Urbs Magna

‘Direito de ser esquecido’ é contraproducente

Posted in DIREITOS HUMANOS, INTERNET by dibarbosa on 5 de agosto de 2014

 

Google

O conceito do direito de ser esquecido começou a ser discutido pela União Europeia (UE) a partir de 2011 até os últimos anos. Finalmente, no dia 13 de maio deste ano, a Corte Européia de Justiça o transformou em lei. O conceito resulta da vontade de um indivíduo para determinar o desenvolvimento de sua vida de forma autônoma, sem ser perpetuamente ou periodicamente estigmatizado como conseqüência de uma ação específica realizada no passado. A partir deste pensamento, todos os usuários têm o direito de pedir à empresa americana Google que remova de seu mecanismo de busca resultados que apresentem informações pessoais desatualizadas ou imprecisas. O processo foi motivado pelo caso de um cidadão espanhol que recorreu à Justiça para apagar resultados de buscas online por seu nome. Mario Costeja González solicitou a remoção de um link para um artigo digitalizado de 1998, em La Vanguardia, sobre o leilão de sua casa, o qual encerrou-se após a quitação de sua dívida posteriormente. Inicialmente, ele tentou remover o artigo reclamando à Agência de Proteção de Dados espanhola, que rejeitou o pedido alegando que era lícito e preciso, mas aceitou uma queixa contra o Google e pediu ao Google para remover os resultados. O tribunal decidiu, no caso Costeja. que os motores de busca são responsáveis pelo conteúdo para o qual apontam e, assim, a Google foi obrigada a cumprir as leis de privacidade de dados da UE. Somente no dia 30 de maio deste ano, o motor de busca mais popular recebeu 12.000 pedidos de retirada de dados pessoais. Segundo a corte, o Google e outras ferramentas de busca têm o controle sobre informações privadas dos indivíduos, uma vez que compilam e apresentam links relacionados à pessoa de forma sistemática. A corte também considerou que, de acordo com a legislação européia, indivíduos têm o direito de controlar seus dados pessoais, especialmente se não forem figuras públicas.
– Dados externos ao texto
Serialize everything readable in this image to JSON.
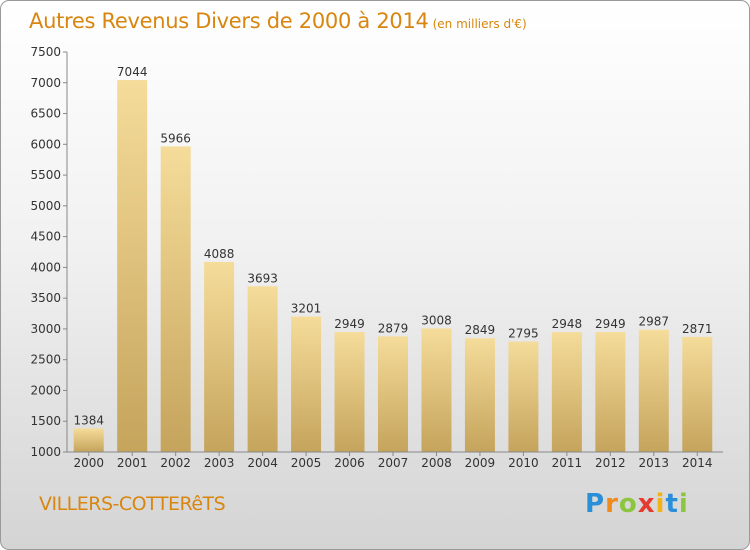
{
  "chart_data": {
    "type": "bar",
    "title": "Autres Revenus Divers de 2000 à 2014",
    "subtitle": "(en milliers d'€)",
    "categories": [
      "2000",
      "2001",
      "2002",
      "2003",
      "2004",
      "2005",
      "2006",
      "2007",
      "2008",
      "2009",
      "2010",
      "2011",
      "2012",
      "2013",
      "2014"
    ],
    "values": [
      1384,
      7044,
      5966,
      4088,
      3693,
      3201,
      2949,
      2879,
      3008,
      2849,
      2795,
      2948,
      2949,
      2987,
      2871
    ],
    "ylim": [
      1000,
      7500
    ],
    "yticks": [
      1000,
      1500,
      2000,
      2500,
      3000,
      3500,
      4000,
      4500,
      5000,
      5500,
      6000,
      6500,
      7000,
      7500
    ],
    "grid": false,
    "bar_color_light": "#f5dc9a",
    "bar_color_dark": "#c5a45c",
    "text_color": "#333333"
  },
  "place_name": "VILLERS-COTTERêTS",
  "logo": {
    "letters": [
      "P",
      "r",
      "o",
      "x",
      "i",
      "t",
      "i"
    ],
    "colors": [
      "#2a8fd8",
      "#ef8a1c",
      "#8cc63f",
      "#e63b2e",
      "#f2b316",
      "#2a8fd8",
      "#8cc63f"
    ]
  },
  "accent_color": "#d8860f"
}
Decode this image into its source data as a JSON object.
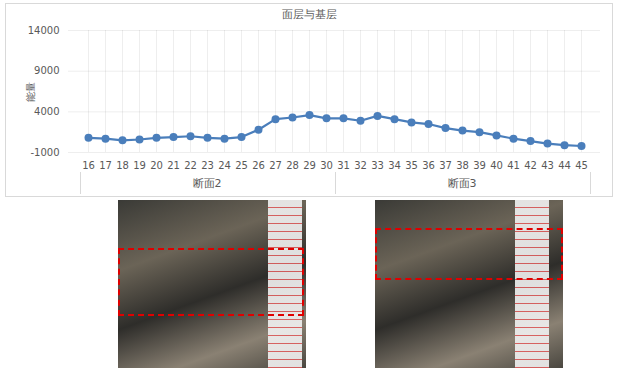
{
  "chart_data": {
    "type": "line",
    "title": "面层与基层",
    "y_label": "能量",
    "categories": [
      "16",
      "17",
      "18",
      "19",
      "20",
      "21",
      "22",
      "23",
      "24",
      "25",
      "26",
      "27",
      "28",
      "29",
      "30",
      "31",
      "32",
      "33",
      "34",
      "35",
      "36",
      "37",
      "38",
      "39",
      "40",
      "41",
      "42",
      "43",
      "44",
      "45"
    ],
    "series": [
      {
        "name": "面层与基层",
        "color": "#4a7ebb",
        "marker": "circle",
        "line_style": "solid",
        "values": [
          800,
          700,
          500,
          600,
          800,
          900,
          1000,
          800,
          700,
          900,
          1800,
          3100,
          3300,
          3600,
          3200,
          3200,
          2900,
          3500,
          3100,
          2700,
          2500,
          2000,
          1700,
          1500,
          1100,
          700,
          400,
          100,
          -100,
          -200
        ]
      }
    ],
    "x_groups": [
      {
        "name": "断面2",
        "from": "16",
        "to": "30"
      },
      {
        "name": "断面3",
        "from": "31",
        "to": "45"
      }
    ],
    "ylim": [
      -1000,
      14000
    ],
    "yticks": [
      -1000,
      4000,
      9000,
      14000
    ],
    "grid": true
  }
}
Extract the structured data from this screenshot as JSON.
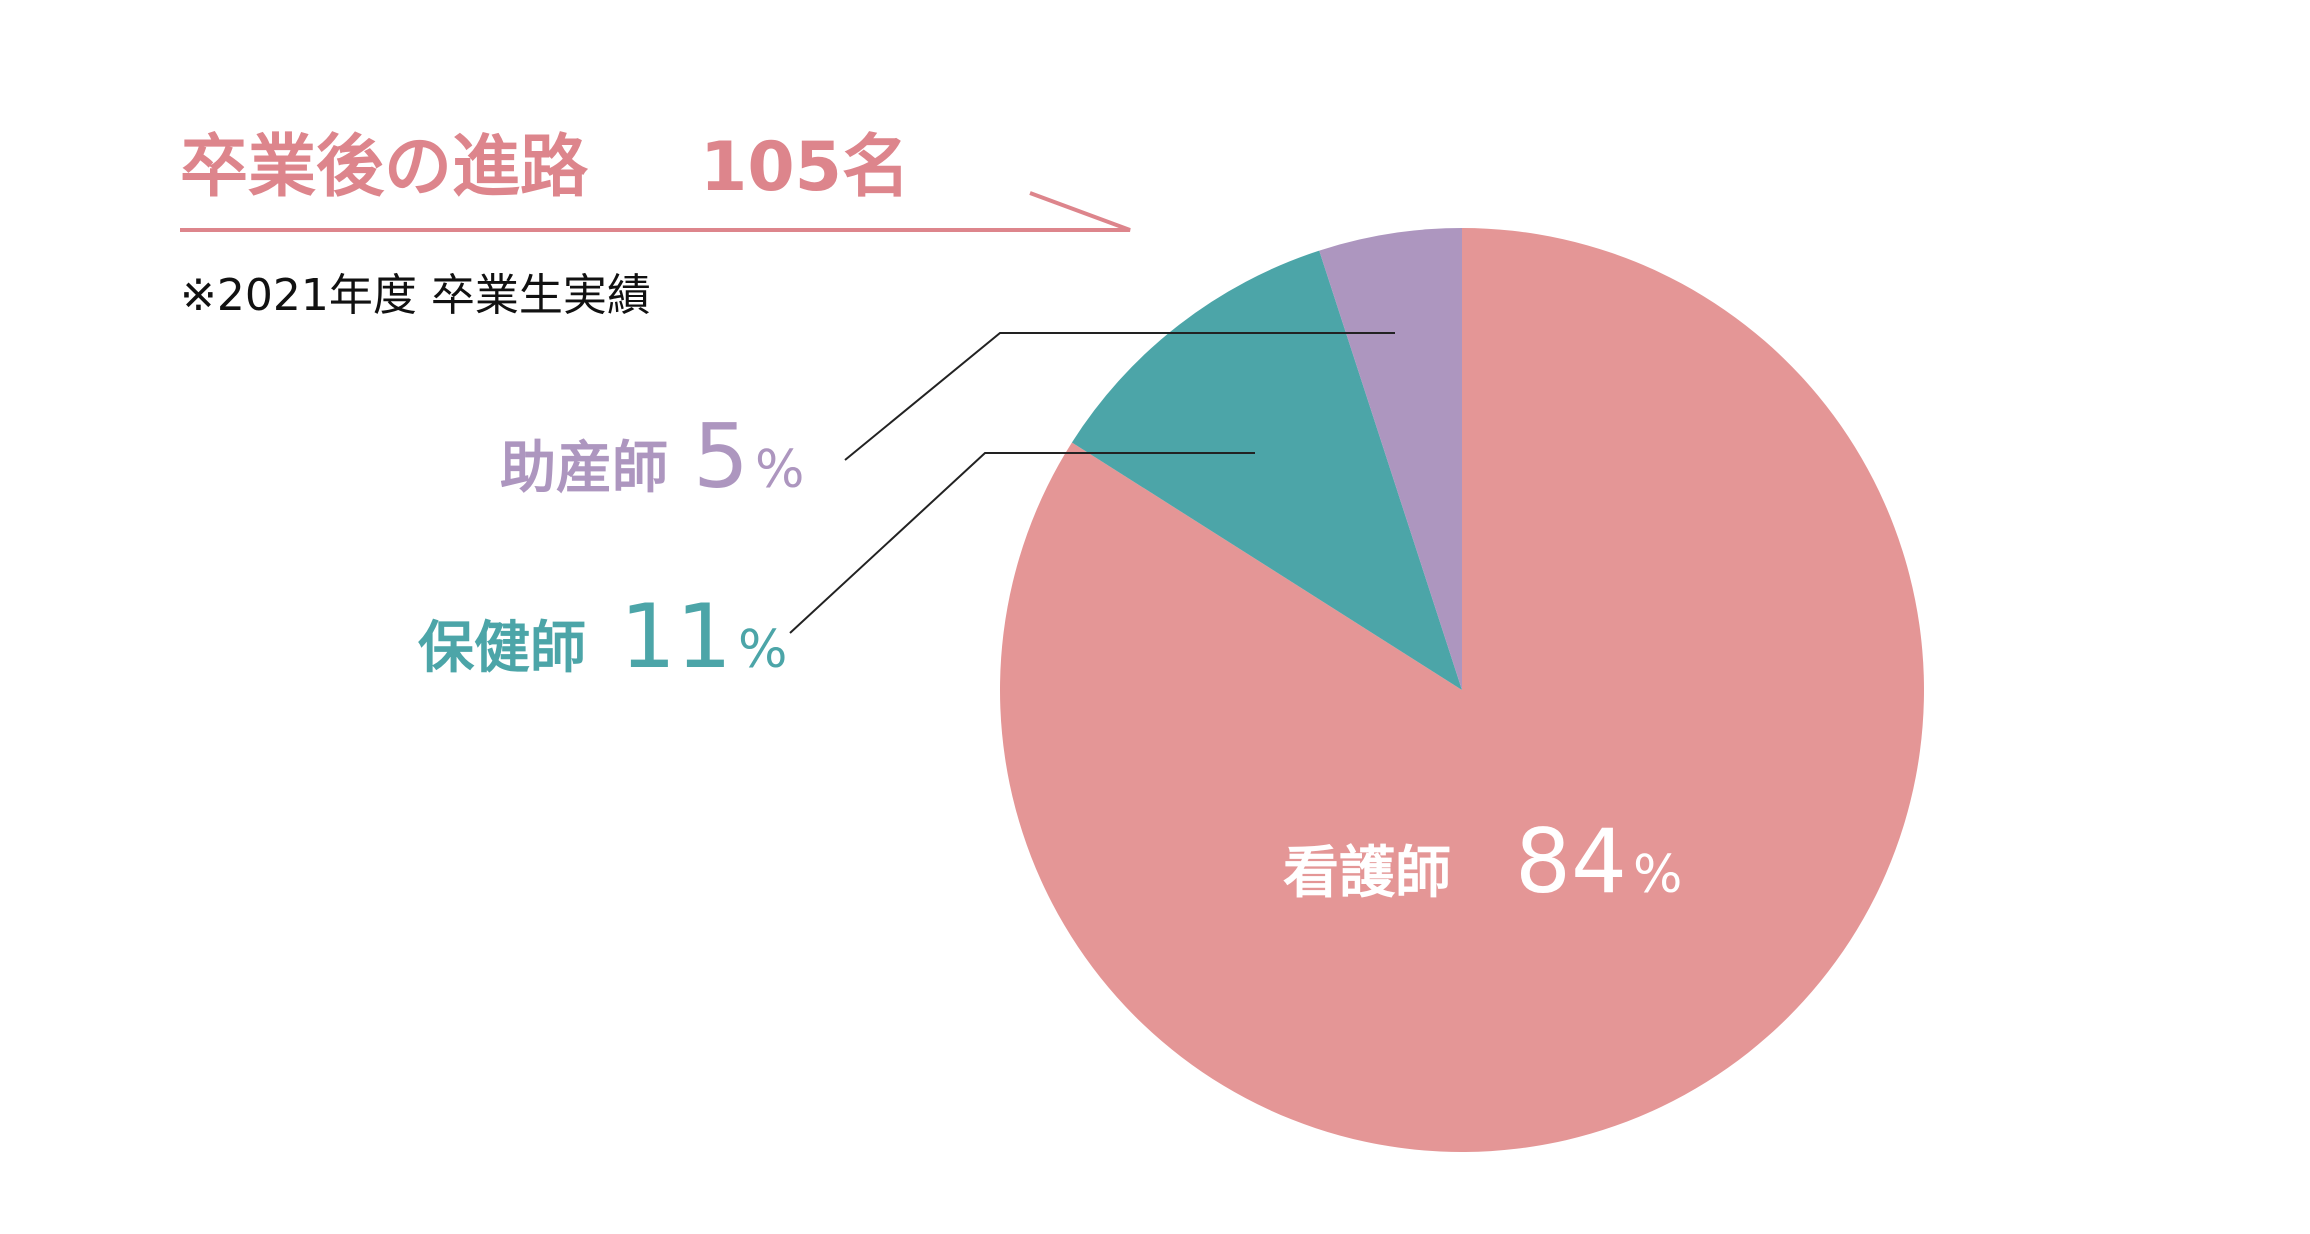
{
  "chart_data": {
    "type": "pie",
    "title": "卒業後の進路",
    "total": "105名",
    "note": "※2021年度 卒業生実績",
    "slices": [
      {
        "label": "看護師",
        "value": 84,
        "color": "#E49696"
      },
      {
        "label": "保健師",
        "value": 11,
        "color": "#4CA5A8"
      },
      {
        "label": "助産師",
        "value": 5,
        "color": "#AD96BF"
      }
    ],
    "unit": "%",
    "colors": {
      "title": "#DD858C",
      "note": "#111111",
      "pie_label_inside": "#ffffff"
    }
  }
}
Portanto, se quiserem que informações irrelevantes ou equivocadas sobre si mesmos sejam “esquecidas” por mecanismos de busca, os usuários têm o direito de solicitar a exclusão dos links. A decisão surpreendeu a comunidade, pois o advogado-geral da Corte Europeia de Justiça havia argumentado, em 2013, que a Google não seria responsabilizada pelas informações dos sites que apenas aparecem nos resultados das suas buscas. A empresa comentou que não deveria ser forçada a desempenhar o papel da censura.
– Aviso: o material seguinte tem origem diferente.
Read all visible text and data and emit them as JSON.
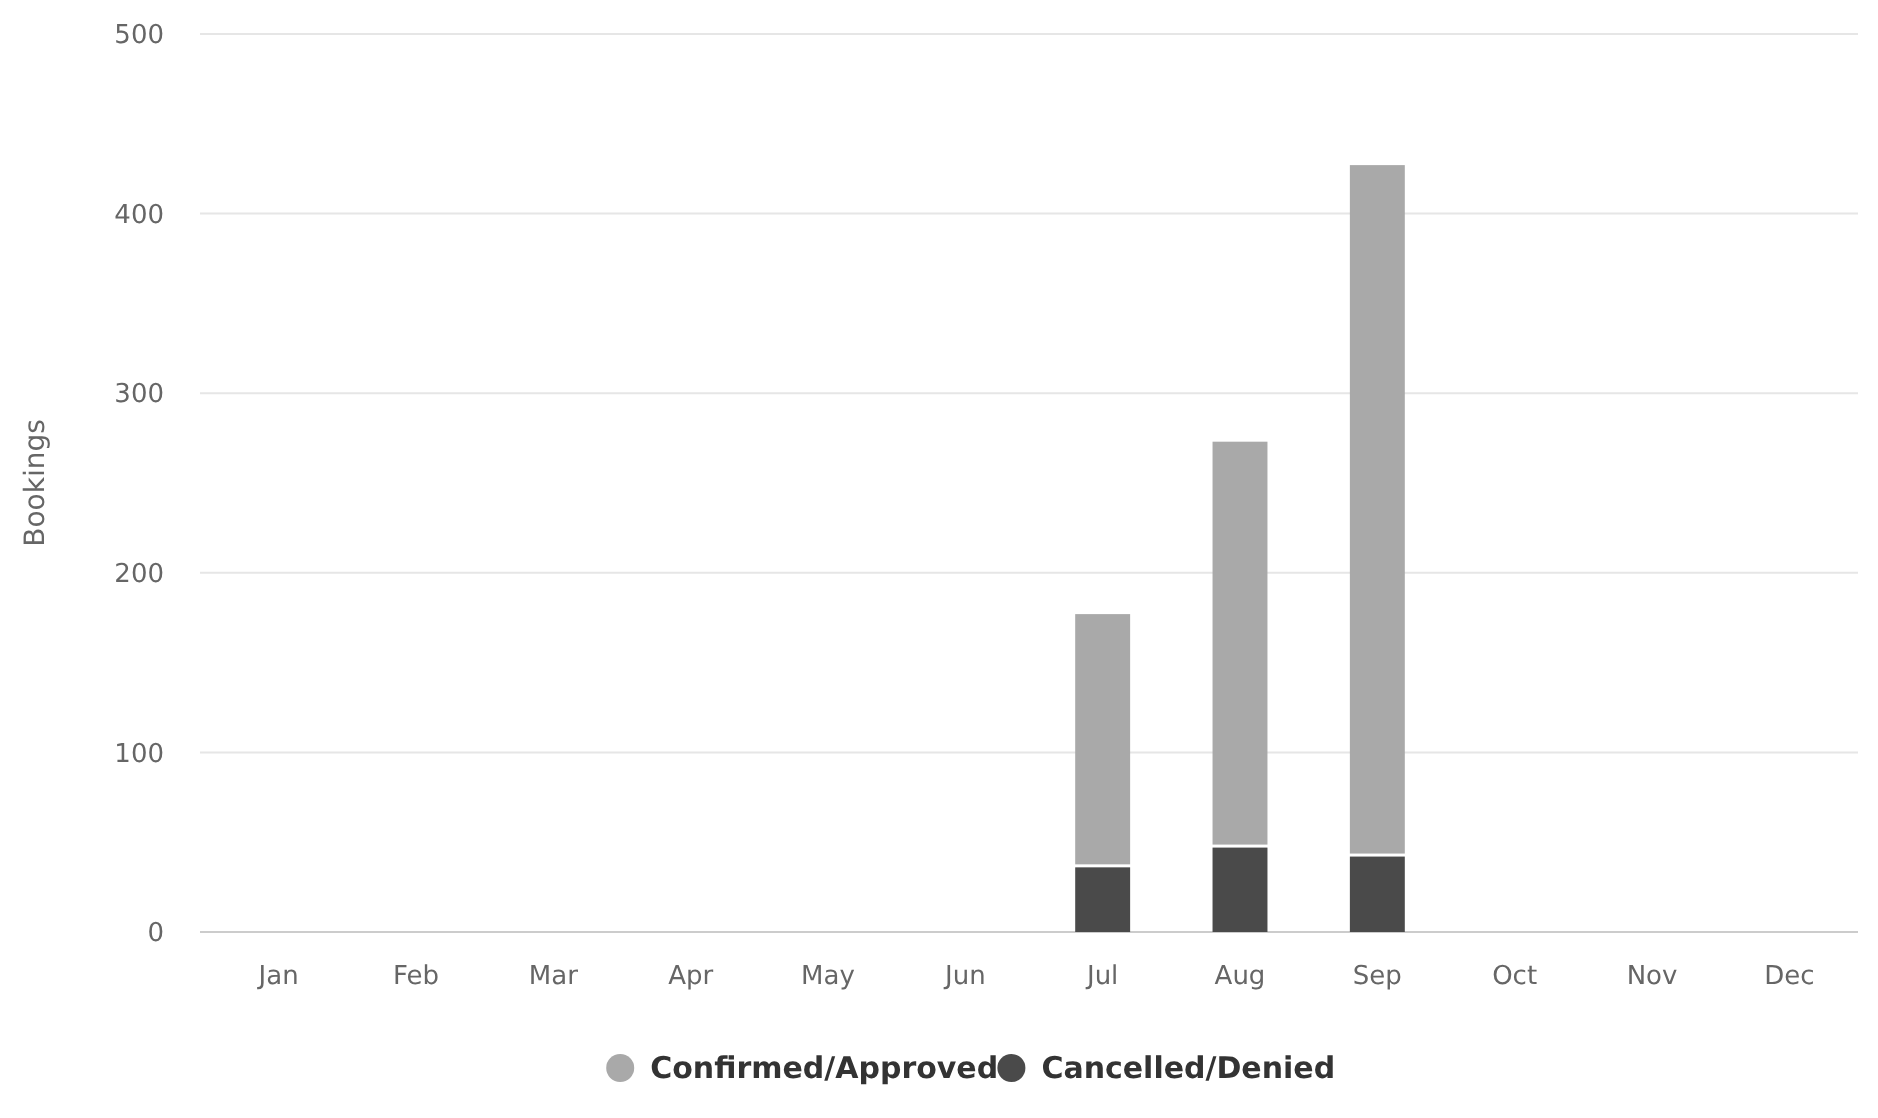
{
  "chart_data": {
    "type": "bar",
    "stacked": true,
    "ylabel": "Bookings",
    "categories": [
      "Jan",
      "Feb",
      "Mar",
      "Apr",
      "May",
      "Jun",
      "Jul",
      "Aug",
      "Sep",
      "Oct",
      "Nov",
      "Dec"
    ],
    "series": [
      {
        "name": "Cancelled/Denied",
        "color": "#4a4a4a",
        "values": [
          0,
          0,
          0,
          0,
          0,
          0,
          36,
          47,
          42,
          0,
          0,
          0
        ]
      },
      {
        "name": "Confirmed/Approved",
        "color": "#a9a9a9",
        "values": [
          0,
          0,
          0,
          0,
          0,
          0,
          141,
          226,
          385,
          0,
          0,
          0
        ]
      }
    ],
    "ylim": [
      0,
      500
    ],
    "yticks": [
      0,
      100,
      200,
      300,
      400,
      500
    ],
    "grid": "y",
    "legend": "bottom"
  }
}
Há uma discussão sobre a viabilidade da elevação do direito a ser esquecido para o status de direito humano devido à imprecisão do conceito. Existem preocupações sobre seu impacto sobre o direito à liberdade de expressão, de sua interação com o direito à privacidade , e se a criação de um direito a ser esquecido diminuiria a qualidade da internet por meio de censura e uma reescrita da história. Em 1995, a União Européia adotou a Diretiva Européia de Protecção de Dados para regular o tratamento de dados pessoais por empresas internacionais atuantes na região, que é agora considerado um componente de direitos humanos. Mas o direito de ser esquecido, apesar de reconhecido na lei francesa em 2010, ainda não foi aceito como um direito humano universal. Ele é  diferente do direito à privacidade, pois este constitui informação que não é de conhecimento público, ao passo que o primeiro envolve a remoção de informação que foi conhecida publicamente. Existem muitos destes casos, como por exemplo o de Wolfgang Werlé que foi condenado pelo assassinato de Walter Sedlmayr na Alemanha. Seus advogados enviaram uma carta ao Wikimedia Foudation em 27 de outubro de 2009 solicitando que o nome do assassino fosse removido do idioma inglês do site Wikipedia, citando uma decisão do Tribunal Constitucional Federal de 1973 que permite a supressão do nome de um criminoso em publicações a partir de sua liberação da prisão. O Wikimedia tem sua base nos Estados Unidos, país que possui uma Constuituição protetora da liberdade de expressão e de imprensa. Por isso, há opositores ao reconhecimento do direito de ser esquecido argumentando que tudo viraria uma grande censura. As principais críticas derivam da idéia de que o direito a ser esquecido seria restringir o direito de liberdade de expressão.